"United 93" was the first major motion picture about the 9/11 attacks and it is now available on DVD. This time, writer and director Paul Greengrass offers an even more vivid portrait of the passengers by introducing some family members.
The first major 9/11 movie, "United 93" got a lot of attention and inspired some controversy when it debuted at the Tribecca film festival in April. But, ultimately, it enjoyed box office success.
"I'm not sure that … if it was not my job to see this movie I would of gone," said The Early Show's movie contributor and People magazine editor at large, Jess Cagle. "I'm so glad I did, though, because it's really poetic and really well done. Unlike 'World Trade Center,' which just came out, this is a really unconventional Hollywood movie."

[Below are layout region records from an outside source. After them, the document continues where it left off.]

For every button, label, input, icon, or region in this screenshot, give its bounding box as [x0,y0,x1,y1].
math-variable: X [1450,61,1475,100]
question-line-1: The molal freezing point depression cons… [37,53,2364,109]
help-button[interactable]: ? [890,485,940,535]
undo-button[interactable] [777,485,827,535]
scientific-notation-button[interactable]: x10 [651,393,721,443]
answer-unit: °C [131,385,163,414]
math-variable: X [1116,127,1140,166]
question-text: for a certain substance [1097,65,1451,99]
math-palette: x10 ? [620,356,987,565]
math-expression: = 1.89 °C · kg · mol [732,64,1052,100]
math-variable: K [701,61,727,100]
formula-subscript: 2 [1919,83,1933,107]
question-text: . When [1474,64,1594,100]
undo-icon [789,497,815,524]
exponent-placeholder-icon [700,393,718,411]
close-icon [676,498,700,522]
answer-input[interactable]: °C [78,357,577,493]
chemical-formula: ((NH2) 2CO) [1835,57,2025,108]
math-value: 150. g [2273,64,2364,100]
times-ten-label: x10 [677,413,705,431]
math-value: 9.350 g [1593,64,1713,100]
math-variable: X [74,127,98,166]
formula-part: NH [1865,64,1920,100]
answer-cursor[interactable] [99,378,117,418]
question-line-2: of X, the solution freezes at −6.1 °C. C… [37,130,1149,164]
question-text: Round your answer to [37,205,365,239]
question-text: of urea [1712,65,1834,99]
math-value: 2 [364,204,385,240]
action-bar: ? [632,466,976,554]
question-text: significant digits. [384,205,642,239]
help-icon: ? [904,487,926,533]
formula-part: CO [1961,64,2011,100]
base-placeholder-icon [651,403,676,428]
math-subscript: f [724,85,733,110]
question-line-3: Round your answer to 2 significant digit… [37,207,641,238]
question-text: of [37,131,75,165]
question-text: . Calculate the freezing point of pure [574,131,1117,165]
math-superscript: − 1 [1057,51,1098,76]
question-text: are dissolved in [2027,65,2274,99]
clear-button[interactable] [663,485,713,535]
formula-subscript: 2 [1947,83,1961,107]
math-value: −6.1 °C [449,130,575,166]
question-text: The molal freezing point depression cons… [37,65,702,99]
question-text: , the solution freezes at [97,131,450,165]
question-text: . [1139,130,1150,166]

Among its atypical qualities are the unnamed characters and the reliance on improvised dialog.
Cagle said the DVD contains some important bonus features which shed more light on the heroic passengers who brought down United flight 93 rather than allow terrorists to crash into the nation's capitol. The film also shows how aviation officials dealt with the events of that terrible day.
Greengrass wanted to make sure he got the story right. He had people such as the Federal Aviation Administration national operations manager, Ben Sliney, to portray themselves in the film, but cooperation from families whose loved ones died on flight proved to be most crucial. Greengrass contacted each family individually, including Lori Guadagno who lost her brother, Richard.

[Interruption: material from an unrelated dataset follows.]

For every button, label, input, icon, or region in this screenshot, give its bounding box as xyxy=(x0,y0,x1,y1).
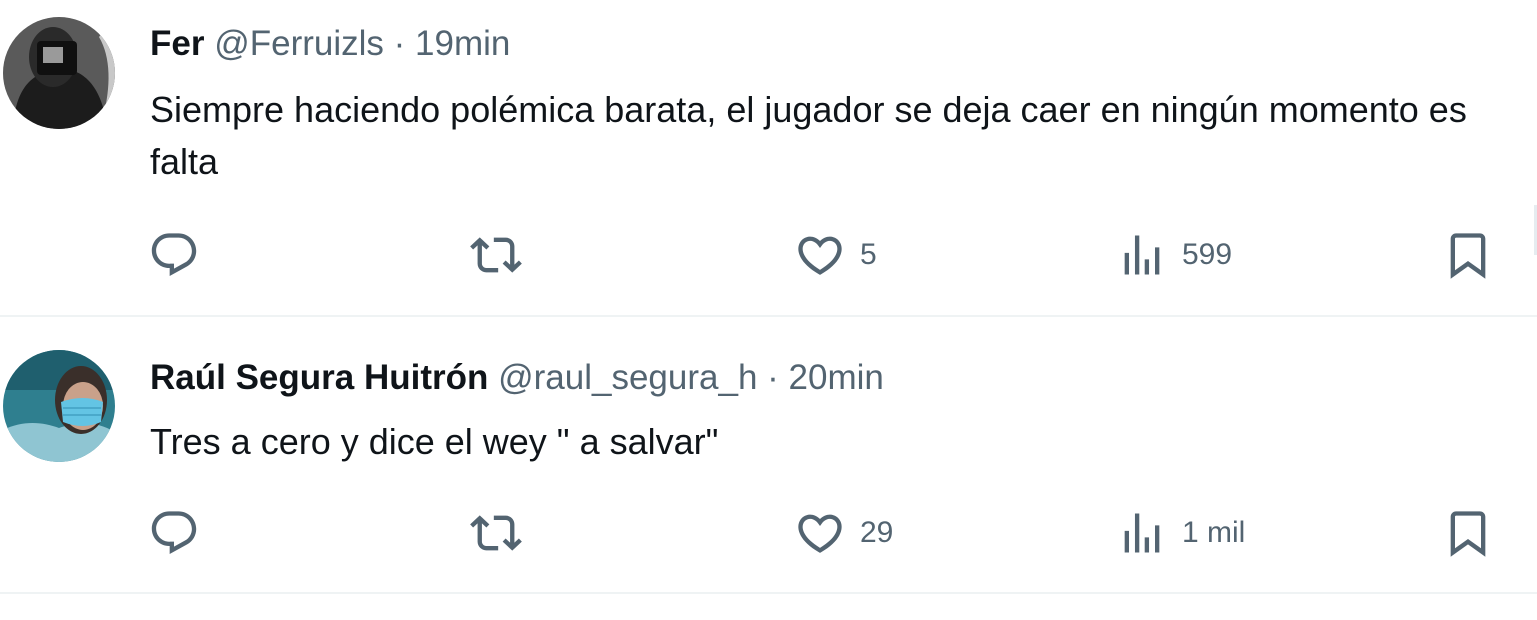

"The initial reaction was to be protective," Guadagno said. Greengrass was "protective of our interests. He handled it with such honesty and dignity and integrity, and I could not think of anyone else I could have done — have done this picture."
One of the DVD's bonus features is footage from the first time actor Daniel Sauli met Richard Guadagno's family.
"It was an emotional thing. When I saw her parents walk in," Sauli said. "The way he looked at me, it all kind of crystallized that they had lost a son."
For people who lost loved ones in such a public way, it's the film's message that families want to share with the world.
"I think it's a real metaphorical story of how average people are put into circumstances so beyond their control, something so crazy and, yet, they are able to rise above that and the human spirit triumphs prevails," Lori Guadagno said.
Cagle said that a few more movies about 9/11 are set to come out. ABC is airing a series about the run up to 9/11 on Sunday, but no other major studio movies have been announced.